Roman Busts Discovered near Beth She’an

Two stone busts discovered by local woman likely placed at entrance of burial cave, depicting deceased buried within.

While taking a walk north of ancient Beth She’an, a local resident spotted something curious sticking out of the ground. She and her husband called the Israel Antiquities Authority Theft Prevention Unit (ATPU) who promptly arrived at the site to investigate. The stone object turned out to be part of a statue’s head, exposed by the recent December rain. Together, the ATPU inspectors and the woman who initially spotted the artifact uncovered an impressive stone bust.

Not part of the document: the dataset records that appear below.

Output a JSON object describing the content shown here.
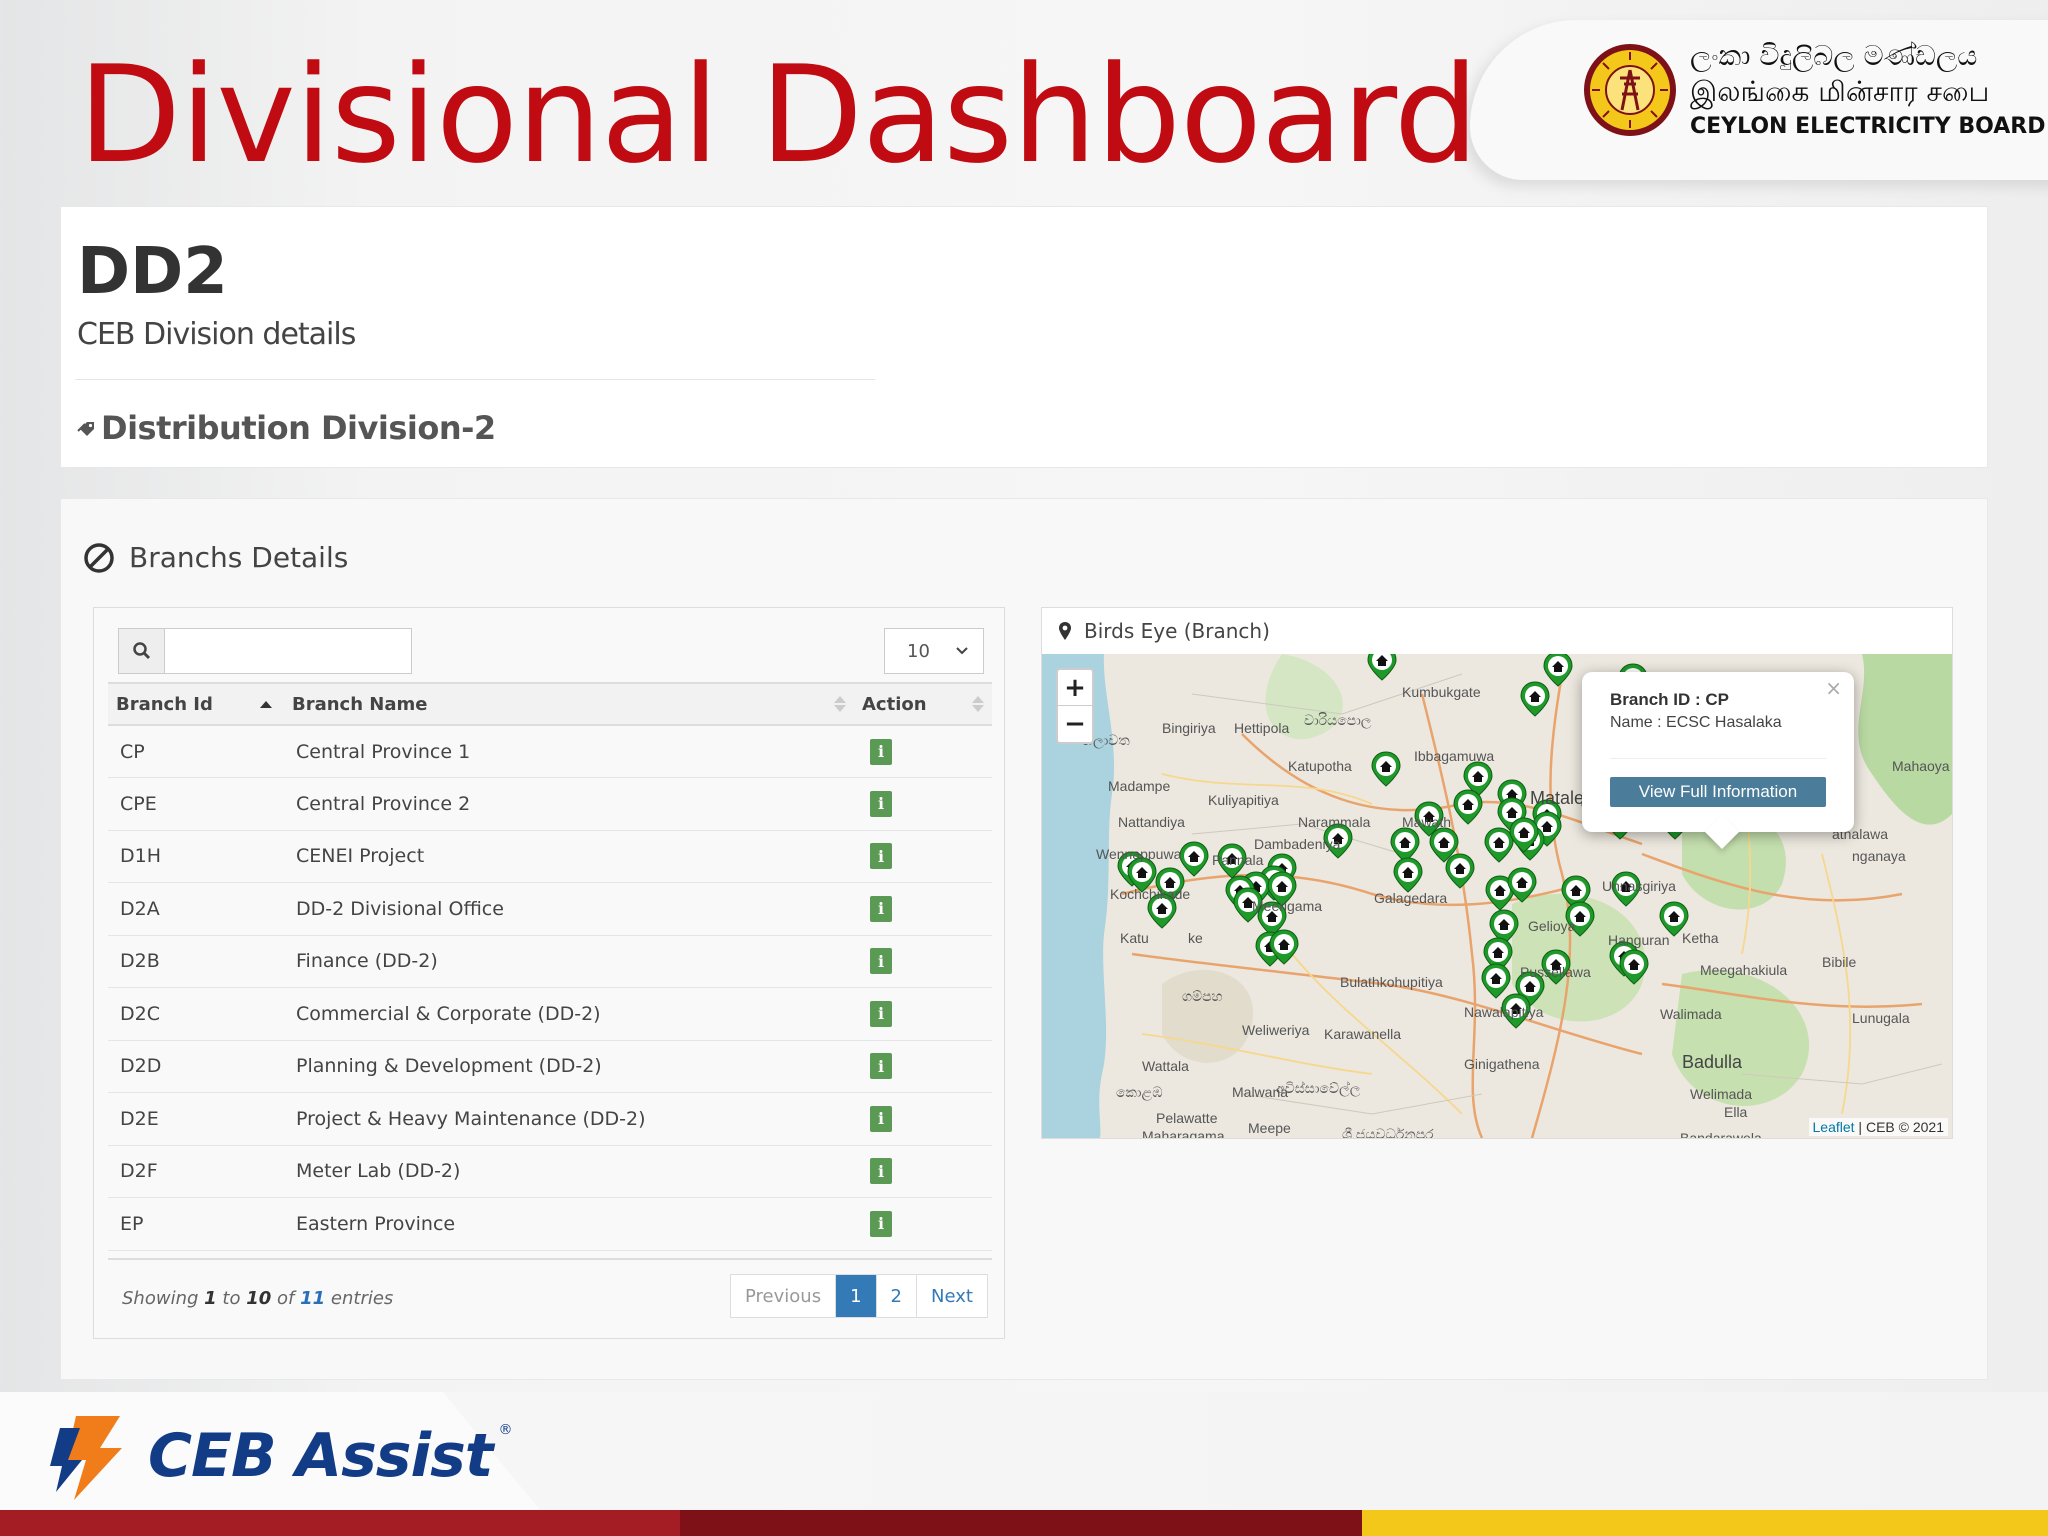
{
  "header": {
    "title": "Divisional Dashboard",
    "org_sinhala": "ලංකා විදුලිබල මණ්ඩලය",
    "org_tamil": "இலங்கை மின்சார சபை",
    "org_english": "CEYLON ELECTRICITY BOARD"
  },
  "division": {
    "id": "DD2",
    "subtitle": "CEB Division details",
    "name": "Distribution Division-2"
  },
  "branches": {
    "section_title": "Branchs Details",
    "search": {
      "value": "",
      "placeholder": ""
    },
    "page_length": "10",
    "columns": [
      "Branch Id",
      "Branch Name",
      "Action"
    ],
    "rows": [
      {
        "id": "CP",
        "name": "Central Province 1"
      },
      {
        "id": "CPE",
        "name": "Central Province 2"
      },
      {
        "id": "D1H",
        "name": "CENEI Project"
      },
      {
        "id": "D2A",
        "name": "DD-2 Divisional Office"
      },
      {
        "id": "D2B",
        "name": "Finance (DD-2)"
      },
      {
        "id": "D2C",
        "name": "Commercial & Corporate (DD-2)"
      },
      {
        "id": "D2D",
        "name": "Planning & Development (DD-2)"
      },
      {
        "id": "D2E",
        "name": "Project & Heavy Maintenance (DD-2)"
      },
      {
        "id": "D2F",
        "name": "Meter Lab (DD-2)"
      },
      {
        "id": "EP",
        "name": "Eastern Province"
      }
    ],
    "info": {
      "prefix": "Showing",
      "from": "1",
      "to_word": "to",
      "to": "10",
      "of_word": "of",
      "total": "11",
      "suffix": "entries"
    },
    "pager": {
      "previous": "Previous",
      "pages": [
        "1",
        "2"
      ],
      "active": "1",
      "next": "Next"
    }
  },
  "map": {
    "title": "Birds Eye (Branch)",
    "zoom_in": "+",
    "zoom_out": "−",
    "popup": {
      "close": "×",
      "branch_line": "Branch ID : CP",
      "name_line": "Name : ECSC Hasalaka",
      "button": "View Full Information"
    },
    "attribution_link": "Leaflet",
    "attribution_text": " | CEB © 2021",
    "marker_color": "#1f9a2a",
    "places": [
      "Kumbukgate",
      "Bingiriya",
      "Hettipola",
      "වාරියපොල",
      "හලාවත",
      "Ibbagamuwa",
      "Katupotha",
      "Madampe",
      "Kuliyapitiya",
      "Matale",
      "Mahaoya",
      "Nattandiya",
      "Narammala",
      "Mawath",
      "Wennappuwa",
      "Pannala",
      "Dambadeniya",
      "athalawa",
      "nganaya",
      "Kochchikade",
      "Meerigama",
      "Galagedara",
      "Gelioya",
      "Katu",
      "ke",
      "Bulathkohupitiya",
      "Hanguran",
      "Ketha",
      "Meegahakiula",
      "Bibile",
      "ගම්පහ",
      "Weliweriya",
      "Karawanella",
      "Pussellawa",
      "Lunugala",
      "Wattala",
      "Ginigathena",
      "Badulla",
      "කොළඹ",
      "Malwana",
      "අවිස්සාවේල්ල",
      "Welimada",
      "Pelawatte",
      "Maharagama",
      "Meepe",
      "Bandarawela",
      "ශ්‍රී ජයවර්ධනපුර",
      "Ella",
      "Nawalapitiya",
      "Walimada",
      "Unnasgiriya"
    ]
  },
  "footer": {
    "product_name": "CEB Assist",
    "registered": "®",
    "stripe_colors": [
      "#a51d24",
      "#7d1117",
      "#f4c81a"
    ]
  }
}
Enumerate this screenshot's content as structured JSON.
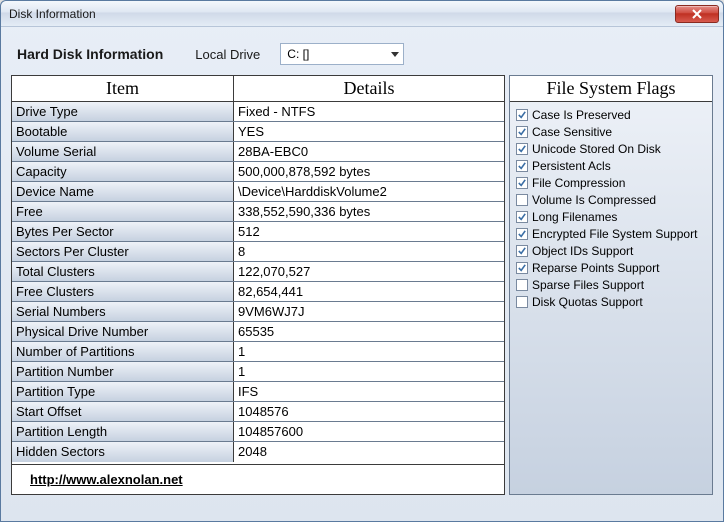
{
  "window": {
    "title": "Disk Information"
  },
  "topbar": {
    "hd_label": "Hard Disk Information",
    "local_drive_label": "Local Drive",
    "selected_drive": "C: []"
  },
  "headers": {
    "item": "Item",
    "details": "Details",
    "flags": "File System Flags"
  },
  "rows": [
    {
      "item": "Drive Type",
      "details": "Fixed - NTFS"
    },
    {
      "item": "Bootable",
      "details": "YES"
    },
    {
      "item": "Volume Serial",
      "details": "28BA-EBC0"
    },
    {
      "item": "Capacity",
      "details": "500,000,878,592 bytes"
    },
    {
      "item": "Device Name",
      "details": "\\Device\\HarddiskVolume2"
    },
    {
      "item": "Free",
      "details": "338,552,590,336 bytes"
    },
    {
      "item": "Bytes Per Sector",
      "details": "512"
    },
    {
      "item": "Sectors Per Cluster",
      "details": "8"
    },
    {
      "item": "Total Clusters",
      "details": "122,070,527"
    },
    {
      "item": "Free Clusters",
      "details": "82,654,441"
    },
    {
      "item": "Serial Numbers",
      "details": "9VM6WJ7J"
    },
    {
      "item": "Physical Drive Number",
      "details": "65535"
    },
    {
      "item": "Number of Partitions",
      "details": "1"
    },
    {
      "item": "Partition Number",
      "details": "1"
    },
    {
      "item": "Partition Type",
      "details": "IFS"
    },
    {
      "item": "Start Offset",
      "details": "1048576"
    },
    {
      "item": "Partition Length",
      "details": "104857600"
    },
    {
      "item": "Hidden Sectors",
      "details": "2048"
    }
  ],
  "flags": [
    {
      "label": "Case Is Preserved",
      "checked": true
    },
    {
      "label": "Case Sensitive",
      "checked": true
    },
    {
      "label": "Unicode Stored On Disk",
      "checked": true
    },
    {
      "label": "Persistent Acls",
      "checked": true
    },
    {
      "label": "File Compression",
      "checked": true
    },
    {
      "label": "Volume Is Compressed",
      "checked": false
    },
    {
      "label": "Long Filenames",
      "checked": true
    },
    {
      "label": "Encrypted File System Support",
      "checked": true
    },
    {
      "label": "Object IDs Support",
      "checked": true
    },
    {
      "label": "Reparse Points Support",
      "checked": true
    },
    {
      "label": "Sparse Files Support",
      "checked": false
    },
    {
      "label": "Disk Quotas Support",
      "checked": false
    }
  ],
  "footer": {
    "url_text": "http://www.alexnolan.net"
  }
}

Buried beside it they discovered a second statue similar to the first. Both busts were taken to the IAA’s laboratories where they will be studied and preserved. 

The two busts uncovered.  Photo:   Eitan Klein, Israel Antiquities Authority

The two busts uncovered. Photo: Eitan Klein, Israel Antiquities Authority

The stone figures date to the Late Roman Period (3rd - 4th centuries CE) and are made of local limestone. According to Dr. Eitan Klein, the Deputy Director of ATPU, both busts “show unique facial features, details of clothing and hairstyles. It seems that at least one of them depicts a bearded man.” Who do the statues represent? Were they fashioned to resemble actual individuals who lived in ancient times?

According to Klein, “Similar busts have been found in the past in the Beth She’an area and in northern Jordan. But not one resembles another, and that’s the importance of these finds.” Usually found near or in burial caves, archaeologists believe the busts depict the individuals buried nearby - immortalizing the image of the deceased in the busts’ stone features.

Klein also noted that the busts were made in an oriental style, “which shows that at the end of the Roman period the use of Classical art had subsided, and local trends came into vogue.”

Removing the busts from their find spot. Credit: Eitan Klein, Israel Antiquities Authority

Nir Distelfeld, the ATPU inspector over the Beth She’an region, encourages local Israelis to be aware of antiquities exposed by winter rains as the busts were. Distelfeld calls on Israelis to report any discoveries to the ATPU so they can be protected and studied. Since the Antiquities Law was passed in 1987, all antiquities discovered within Israel belong to the State and it is a crime to either take or sell an antiquity for ones self. The Woman who discovered the busts and reported them to the Theft Prevention Unit will receive a “Good Citizen Certificate” from the IAA in appreciation of her alertness and appropriate response.

Nir Distelfeld, Israel Antiquities Authority Theft Prevention Unit inspector, with the two busts.  Photo: Eitan Klein, Israel Antiquities Authority

Nir Distelfeld, Israel Antiquities Authority Theft Prevention Unit inspector, with the two busts. Photo: Eitan Klein, Israel Antiquities Authority

These are very important finds, which tell us a great deal about the inhabitants of the Beth She’an area in antiquity…. We thank the Beth She’an resident for her alertness and good citizenship and she will receive a certificate of appreciation…. These finds belong to everyone in the country, and now we can all enjoy them and understand their historical context. I don’t want to think about what would have happened if these finds had gotten into the wrong hands.